Она вышла из купе, увидела в проходе филера, глазеющего на проплывающие пейзажи, направилась в конец вагона.
В тамбуре она попробовала приоткрыть одну из дверей, не получилось. Тогда она просунула пилочку в замок, пошевелила ею, подвигала, и вскоре дверь поддалась.
Вернулась. Перед тем как войти в купе, мило улыбнулась шпику и снова присела к дочери.
— Можешь действовать.
Та достала из сумочки модный журнальчик и вышла из купе, закрыв за собой дверь. Остановилась возле окна, стала лениво листать чтиво.
Шпик по-прежнему стоял в проходе.
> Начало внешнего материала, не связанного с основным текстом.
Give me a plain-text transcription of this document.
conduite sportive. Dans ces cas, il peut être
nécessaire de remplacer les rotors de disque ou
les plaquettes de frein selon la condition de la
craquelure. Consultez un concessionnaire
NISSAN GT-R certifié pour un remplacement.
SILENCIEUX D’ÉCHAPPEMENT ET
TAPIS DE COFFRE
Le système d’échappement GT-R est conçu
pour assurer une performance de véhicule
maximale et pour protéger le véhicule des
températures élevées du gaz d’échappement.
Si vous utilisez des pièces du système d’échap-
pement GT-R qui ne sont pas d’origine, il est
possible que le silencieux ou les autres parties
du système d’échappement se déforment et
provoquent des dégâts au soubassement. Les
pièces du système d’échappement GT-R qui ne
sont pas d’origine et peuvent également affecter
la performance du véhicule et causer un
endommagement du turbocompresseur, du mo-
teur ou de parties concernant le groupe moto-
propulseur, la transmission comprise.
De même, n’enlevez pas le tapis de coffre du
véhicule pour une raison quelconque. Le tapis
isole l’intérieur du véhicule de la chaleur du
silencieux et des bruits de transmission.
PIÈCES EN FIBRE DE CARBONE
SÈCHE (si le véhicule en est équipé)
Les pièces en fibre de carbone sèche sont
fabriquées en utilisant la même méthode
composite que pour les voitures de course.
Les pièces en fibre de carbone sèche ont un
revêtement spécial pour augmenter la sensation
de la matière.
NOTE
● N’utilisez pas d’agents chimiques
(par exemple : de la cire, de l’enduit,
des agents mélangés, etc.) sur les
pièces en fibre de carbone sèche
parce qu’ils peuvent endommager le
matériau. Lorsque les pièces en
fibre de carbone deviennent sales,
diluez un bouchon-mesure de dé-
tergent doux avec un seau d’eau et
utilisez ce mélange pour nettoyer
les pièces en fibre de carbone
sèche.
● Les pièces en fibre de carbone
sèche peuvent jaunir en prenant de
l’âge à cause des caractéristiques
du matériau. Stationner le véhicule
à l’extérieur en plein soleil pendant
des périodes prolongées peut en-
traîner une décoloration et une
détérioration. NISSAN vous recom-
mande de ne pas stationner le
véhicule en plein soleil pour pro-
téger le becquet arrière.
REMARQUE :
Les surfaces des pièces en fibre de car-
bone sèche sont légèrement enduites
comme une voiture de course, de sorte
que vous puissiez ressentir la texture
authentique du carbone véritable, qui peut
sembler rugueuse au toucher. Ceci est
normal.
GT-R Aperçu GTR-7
Несколько раз взглянув в сторону скучающей девушки, он с улыбкой направился к ней.
— Не возражаете, если мы поскучаем вместе?
Михелина безразлично тронула плечами.
— Как пожелаете.
— Вы с маменькой?
Девушка удивленно посмотрела на него.
— Можно подумать, вы не видели.
Шпик рассмеялся.
— Разумеется, видел. — Снял котелок, представился: — Кузнецов. Чиновник.
Михелина рассмеялась.
— Смешно.
— Что — смешно?
— Смешно звучит: «Кузнецов. Чиновник».
— Но я действительно чиновник министерства. Еду в Варшаву именно по делам министерства.
— А я — мамина дочка, — капризно сообщила девушка. — Еду неизвестно куда. Поэтому скучно, противно и одиноко.
Она неожиданно обратила внимание на довольно дорогую заколку на галстуке молодого человека, удовлетворенно хмыкнула.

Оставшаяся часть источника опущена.